Quem dera eu achasse um jeito
de fazer tudo perfeito,
feito a coisa fosse o projeto
e tudo já nascesse satisfeito.
Quem dera eu visse o outro lado,
o lado de lá, lado meio,
onde o triângulo é quadrado
e o torto parece direito.
Quem dera um ângulo reto.
Já começo a ficar cheio
de não saber quando eu falto,
de ser, mim, indireto sujeito.

 



 

 

Paulo Leminski

(1944-1989)

 

Paulo Leminski, nascido em Curitiba/PR em 24 de agosto de 1944, foi poeta e tradutor. Passou a infância no interior de Santa Catarina, mas escolheu Curitiba para viver. Foi professor de história e redação, diretor de criação, redator de publicidade e colaborador do caderno Folhetim, da Folha de São Paulo.
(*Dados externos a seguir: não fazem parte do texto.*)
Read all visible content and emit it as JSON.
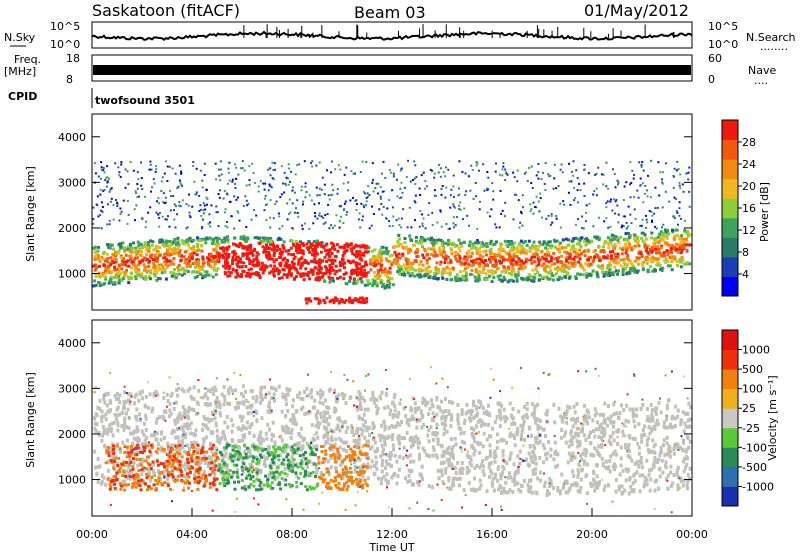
{
  "header": {
    "station": "Saskatoon (fitACF)",
    "beam": "Beam 03",
    "date": "01/May/2012"
  },
  "top_panels": {
    "nsky_label": "N.Sky",
    "nsky_ticks": [
      "10^5",
      "10^0"
    ],
    "nsearch_label": "N.Search",
    "nsearch_dots": "........",
    "nsearch_ticks": [
      "10^5",
      "10^0"
    ],
    "freq_label_1": "Freq.",
    "freq_label_2": "[MHz]",
    "freq_ticks": [
      "18",
      "8"
    ],
    "nave_label": "Nave",
    "nave_dots": "....",
    "nave_ticks": [
      "60",
      "0"
    ],
    "cpid_label": "CPID",
    "cpid_value": "twofsound 3501"
  },
  "chart_data": [
    {
      "type": "heatmap",
      "name": "power",
      "ylabel": "Slant Range [km]",
      "ylim": [
        200,
        4500
      ],
      "xlim": [
        0,
        24
      ],
      "yticks": [
        "1000",
        "2000",
        "3000",
        "4000"
      ],
      "colorbar_label": "Power [dB]",
      "colorbar_ticks": [
        "4",
        "8",
        "12",
        "16",
        "20",
        "24",
        "28"
      ],
      "colorbar_colors": [
        "#0000ee",
        "#1a3fb5",
        "#2a7a6a",
        "#3da35a",
        "#8fcc3a",
        "#f0b820",
        "#f08a10",
        "#f05a10",
        "#ee1a10"
      ],
      "grid": false
    },
    {
      "type": "heatmap",
      "name": "velocity",
      "ylabel": "Slant Range [km]",
      "ylim": [
        200,
        4500
      ],
      "xlim": [
        0,
        24
      ],
      "yticks": [
        "1000",
        "2000",
        "3000",
        "4000"
      ],
      "xticks": [
        "00:00",
        "04:00",
        "08:00",
        "12:00",
        "16:00",
        "20:00",
        "00:00"
      ],
      "xlabel": "Time UT",
      "colorbar_label": "Velocity [m s⁻¹]",
      "colorbar_ticks": [
        "1000",
        "500",
        "100",
        "25",
        "-25",
        "-100",
        "-500",
        "-1000"
      ],
      "colorbar_colors": [
        "#1a2fb0",
        "#2f6fb0",
        "#2a8a5a",
        "#5ac83a",
        "#c8c8c4",
        "#f0b020",
        "#f08010",
        "#ee3010",
        "#e01010"
      ],
      "grid": false
    }
  ],
  "colors": {
    "ground_scatter": "#c0c0bc"
  }
}
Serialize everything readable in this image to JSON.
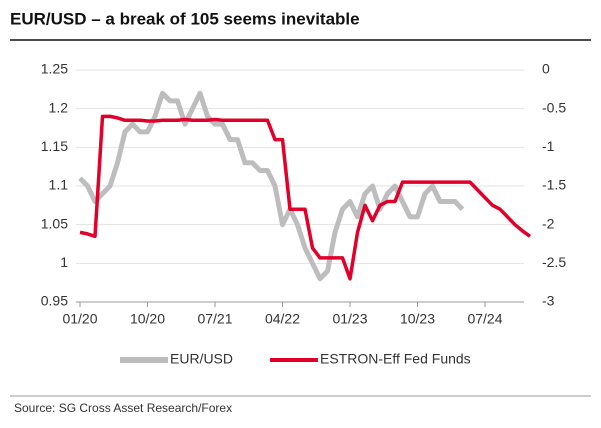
{
  "chart_data": {
    "type": "line",
    "title": "EUR/USD – a break of 105 seems inevitable",
    "source": "Source: SG Cross Asset Research/Forex",
    "x": [
      "2020-01",
      "2020-02",
      "2020-03",
      "2020-04",
      "2020-05",
      "2020-06",
      "2020-07",
      "2020-08",
      "2020-09",
      "2020-10",
      "2020-11",
      "2020-12",
      "2021-01",
      "2021-02",
      "2021-03",
      "2021-04",
      "2021-05",
      "2021-06",
      "2021-07",
      "2021-08",
      "2021-09",
      "2021-10",
      "2021-11",
      "2021-12",
      "2022-01",
      "2022-02",
      "2022-03",
      "2022-04",
      "2022-05",
      "2022-06",
      "2022-07",
      "2022-08",
      "2022-09",
      "2022-10",
      "2022-11",
      "2022-12",
      "2023-01",
      "2023-02",
      "2023-03",
      "2023-04",
      "2023-05",
      "2023-06",
      "2023-07",
      "2023-08",
      "2023-09",
      "2023-10",
      "2023-11",
      "2023-12",
      "2024-01",
      "2024-02",
      "2024-03",
      "2024-04",
      "2024-05",
      "2024-06",
      "2024-07",
      "2024-08",
      "2024-09",
      "2024-10",
      "2024-11",
      "2024-12",
      "2025-01"
    ],
    "xticks": [
      {
        "value": "2020-01",
        "label": "01/20"
      },
      {
        "value": "2020-10",
        "label": "10/20"
      },
      {
        "value": "2021-07",
        "label": "07/21"
      },
      {
        "value": "2022-04",
        "label": "04/22"
      },
      {
        "value": "2023-01",
        "label": "01/23"
      },
      {
        "value": "2023-10",
        "label": "10/23"
      },
      {
        "value": "2024-07",
        "label": "07/24"
      }
    ],
    "ylim": [
      0.95,
      1.25
    ],
    "yticks": [
      0.95,
      1,
      1.05,
      1.1,
      1.15,
      1.2,
      1.25
    ],
    "y2lim": [
      -3,
      0
    ],
    "y2ticks": [
      -3,
      -2.5,
      -2,
      -1.5,
      -1,
      -0.5,
      0
    ],
    "grid": true,
    "series": [
      {
        "name": "EUR/USD",
        "color": "#bdbdbd",
        "values": [
          1.11,
          1.1,
          1.08,
          1.09,
          1.1,
          1.13,
          1.17,
          1.18,
          1.17,
          1.17,
          1.19,
          1.22,
          1.21,
          1.21,
          1.18,
          1.2,
          1.22,
          1.19,
          1.18,
          1.18,
          1.16,
          1.16,
          1.13,
          1.13,
          1.12,
          1.12,
          1.1,
          1.05,
          1.07,
          1.05,
          1.02,
          1.0,
          0.98,
          0.99,
          1.04,
          1.07,
          1.08,
          1.06,
          1.09,
          1.1,
          1.07,
          1.09,
          1.1,
          1.08,
          1.06,
          1.06,
          1.09,
          1.1,
          1.08,
          1.08,
          1.08,
          1.07,
          null,
          null,
          null,
          null,
          null,
          null,
          null,
          null,
          null
        ]
      },
      {
        "name": "ESTRON-Eff Fed Funds",
        "color": "#e0002a",
        "axis": "y2",
        "values": [
          -2.1,
          -2.12,
          -2.15,
          -0.6,
          -0.6,
          -0.62,
          -0.65,
          -0.65,
          -0.65,
          -0.66,
          -0.66,
          -0.65,
          -0.65,
          -0.65,
          -0.64,
          -0.65,
          -0.65,
          -0.65,
          -0.64,
          -0.65,
          -0.65,
          -0.65,
          -0.65,
          -0.65,
          -0.65,
          -0.65,
          -0.9,
          -0.9,
          -1.8,
          -1.8,
          -1.8,
          -2.3,
          -2.43,
          -2.43,
          -2.43,
          -2.43,
          -2.7,
          -2.1,
          -1.75,
          -1.95,
          -1.75,
          -1.7,
          -1.7,
          -1.45,
          -1.45,
          -1.45,
          -1.45,
          -1.45,
          -1.45,
          -1.45,
          -1.45,
          -1.45,
          -1.45,
          -1.55,
          -1.65,
          -1.75,
          -1.8,
          -1.9,
          -2.0,
          -2.08,
          -2.15
        ]
      }
    ]
  }
}
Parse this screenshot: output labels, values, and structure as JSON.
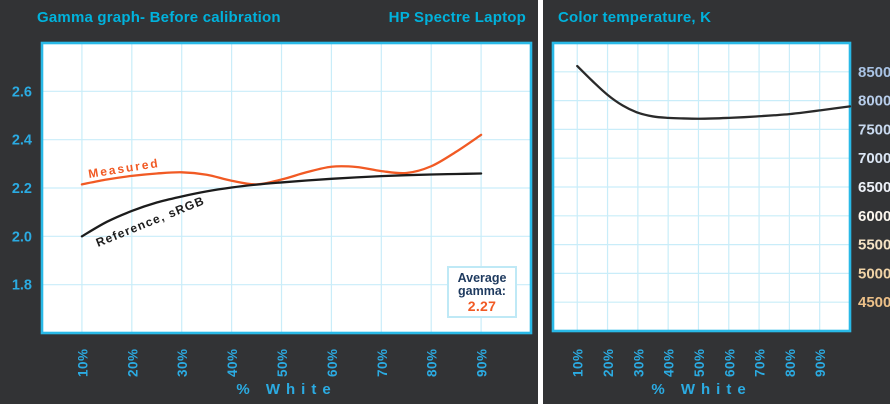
{
  "colors": {
    "panel_bg": "#323335",
    "title_cyan": "#00b2dc",
    "tick_cyan": "#2babe2",
    "grid_cyan": "#c9edf9",
    "border_cyan": "#29b9e7",
    "measured_orange": "#f15a24",
    "reference_black": "#1c1c1c",
    "temp_curve_black": "#2a2a2a",
    "navy": "#1e3a5f",
    "box_border": "#bfe9f6"
  },
  "left_panel": {
    "title": "Gamma graph- Before calibration",
    "device_label": "HP Spectre Laptop",
    "average_box": {
      "line1": "Average",
      "line2": "gamma:",
      "value": "2.27"
    }
  },
  "right_panel": {
    "title": "Color temperature, K"
  },
  "chart_data": [
    {
      "type": "line",
      "title": "Gamma graph- Before calibration",
      "annotation": "HP Spectre Laptop",
      "xlabel": "% White",
      "ylabel": "",
      "xlim": [
        2,
        100
      ],
      "ylim": [
        1.6,
        2.8
      ],
      "x_tick_values": [
        10,
        20,
        30,
        40,
        50,
        60,
        70,
        80,
        90
      ],
      "x_ticks": [
        "10%",
        "20%",
        "30%",
        "40%",
        "50%",
        "60%",
        "70%",
        "80%",
        "90%"
      ],
      "y_ticks": [
        1.8,
        2.0,
        2.2,
        2.4,
        2.6
      ],
      "y_tick_labels": [
        "1.8",
        "2.0",
        "2.2",
        "2.4",
        "2.6"
      ],
      "grid": true,
      "legend_position": "labels-on-curves",
      "average_gamma": "2.27",
      "series": [
        {
          "name": "Measured",
          "color": "#f15a24",
          "x": [
            10,
            15,
            20,
            25,
            30,
            35,
            40,
            45,
            50,
            55,
            60,
            65,
            70,
            75,
            80,
            85,
            90
          ],
          "values": [
            2.215,
            2.235,
            2.25,
            2.26,
            2.265,
            2.255,
            2.23,
            2.215,
            2.235,
            2.265,
            2.288,
            2.287,
            2.27,
            2.262,
            2.29,
            2.35,
            2.42
          ]
        },
        {
          "name": "Reference, sRGB",
          "color": "#1c1c1c",
          "x": [
            10,
            15,
            20,
            25,
            30,
            35,
            40,
            45,
            50,
            55,
            60,
            65,
            70,
            75,
            80,
            85,
            90
          ],
          "values": [
            2.0,
            2.06,
            2.105,
            2.14,
            2.165,
            2.186,
            2.202,
            2.214,
            2.223,
            2.231,
            2.238,
            2.244,
            2.249,
            2.253,
            2.256,
            2.258,
            2.26
          ]
        }
      ]
    },
    {
      "type": "line",
      "title": "Color temperature, K",
      "xlabel": "% White",
      "ylabel": "",
      "xlim": [
        2,
        100
      ],
      "ylim": [
        4000,
        9000
      ],
      "x_tick_values": [
        10,
        20,
        30,
        40,
        50,
        60,
        70,
        80,
        90
      ],
      "x_ticks": [
        "10%",
        "20%",
        "30%",
        "40%",
        "50%",
        "60%",
        "70%",
        "80%",
        "90%"
      ],
      "y_ticks": [
        4500,
        5000,
        5500,
        6000,
        6500,
        7000,
        7500,
        8000,
        8500
      ],
      "y_tick_labels": [
        "4500",
        "5000",
        "5500",
        "6000",
        "6500",
        "7000",
        "7500",
        "8000",
        "8500"
      ],
      "y_tick_colors": [
        "#ecc088",
        "#f0d3a6",
        "#f4e2c4",
        "#fbf6ee",
        "#edf1f8",
        "#dbe6f4",
        "#c8d9ef",
        "#b7cdea",
        "#a9c3e4"
      ],
      "grid": true,
      "legend_position": "none",
      "series": [
        {
          "name": "Color temperature",
          "color": "#2a2a2a",
          "x": [
            10,
            15,
            20,
            25,
            30,
            35,
            40,
            45,
            50,
            55,
            60,
            65,
            70,
            75,
            80,
            85,
            90,
            95,
            100
          ],
          "values": [
            8600,
            8340,
            8100,
            7915,
            7790,
            7725,
            7700,
            7690,
            7685,
            7690,
            7700,
            7712,
            7728,
            7745,
            7765,
            7795,
            7830,
            7865,
            7900
          ]
        }
      ]
    }
  ]
}
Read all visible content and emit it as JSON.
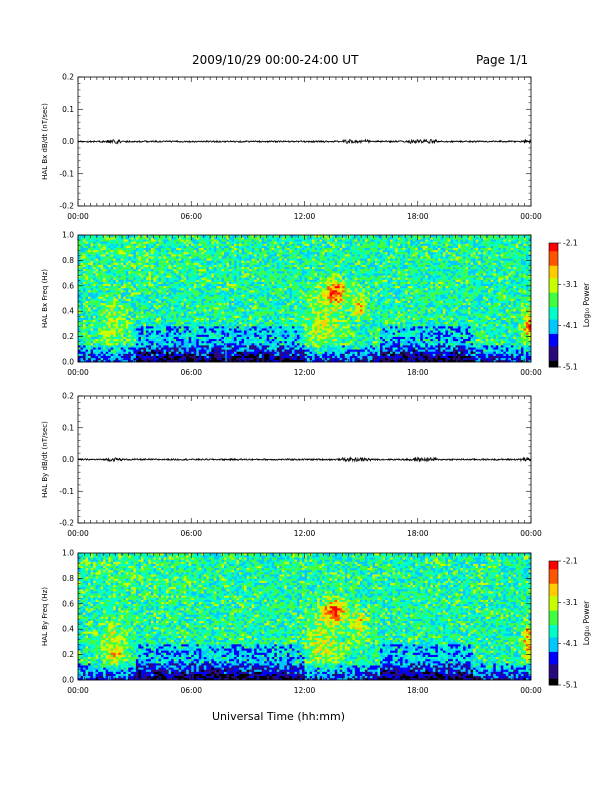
{
  "header": {
    "title": "2009/10/29  00:00-24:00 UT",
    "page": "Page 1/1"
  },
  "footer": {
    "xlabel": "Universal Time (hh:mm)"
  },
  "colorbar": {
    "label": "Log₁₀ Power",
    "ticks": [
      "-2.1",
      "-3.1",
      "-4.1",
      "-5.1"
    ],
    "colors": [
      "#000000",
      "#2a0a7a",
      "#0000ff",
      "#00c8ff",
      "#00ffc8",
      "#40ff40",
      "#c8ff00",
      "#ffcc00",
      "#ff5500",
      "#ff0000"
    ]
  },
  "chart_data": [
    {
      "type": "line",
      "ylabel": "HAL Bx dB/dt (nT/sec)",
      "xlim": [
        "00:00",
        "24:00"
      ],
      "ylim": [
        -0.2,
        0.2
      ],
      "xtick_labels": [
        "00:00",
        "06:00",
        "12:00",
        "18:00",
        "00:00"
      ],
      "ytick_labels": [
        "0.2",
        "0.1",
        "0.0",
        "-0.1",
        "-0.2"
      ],
      "series": [
        {
          "x": [
            "00:00",
            "06:00",
            "12:00",
            "18:00",
            "24:00"
          ],
          "values": [
            0.0,
            0.0,
            0.0,
            0.0,
            0.0
          ]
        }
      ]
    },
    {
      "type": "heatmap",
      "ylabel": "HAL Bx Freq (Hz)",
      "xlim": [
        "00:00",
        "24:00"
      ],
      "ylim": [
        0.0,
        1.0
      ],
      "xtick_labels": [
        "00:00",
        "06:00",
        "12:00",
        "18:00",
        "00:00"
      ],
      "ytick_labels": [
        "1.0",
        "0.8",
        "0.6",
        "0.4",
        "0.2",
        "0.0"
      ],
      "zlim": [
        -5.1,
        -2.1
      ]
    },
    {
      "type": "line",
      "ylabel": "HAL By dB/dt (nT/sec)",
      "xlim": [
        "00:00",
        "24:00"
      ],
      "ylim": [
        -0.2,
        0.2
      ],
      "xtick_labels": [
        "00:00",
        "06:00",
        "12:00",
        "18:00",
        "00:00"
      ],
      "ytick_labels": [
        "0.2",
        "0.1",
        "0.0",
        "-0.1",
        "-0.2"
      ],
      "series": [
        {
          "x": [
            "00:00",
            "06:00",
            "12:00",
            "18:00",
            "24:00"
          ],
          "values": [
            0.0,
            0.0,
            0.0,
            0.0,
            0.0
          ]
        }
      ]
    },
    {
      "type": "heatmap",
      "ylabel": "HAL By Freq (Hz)",
      "xlim": [
        "00:00",
        "24:00"
      ],
      "ylim": [
        0.0,
        1.0
      ],
      "xtick_labels": [
        "00:00",
        "06:00",
        "12:00",
        "18:00",
        "00:00"
      ],
      "ytick_labels": [
        "1.0",
        "0.8",
        "0.6",
        "0.4",
        "0.2",
        "0.0"
      ],
      "zlim": [
        -5.1,
        -2.1
      ]
    }
  ]
}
Seus primeiros poemas foram publicados na revista Invenção, em 1964, então porta-voz da poesia concreta paulista. A partir daí, seus textos passaram a ser publicados em inúmeros jornais e revistas de Curitiba, São Paulo e Rio de Janeiro. Fez, ainda, resenhas de livros de poesia para a revista Veja. Em 1976, publicou Catatau. Em seguida, veio Caprichos e relaxos (1983), Agora é que são elas (1984), La vie en close (1991), além de traduções como Folhas das folhas da relva (1983), de Walt Whitman, e Supermacho (1985), de Alfred Jarry. Morreu em 07 de junho de 1989.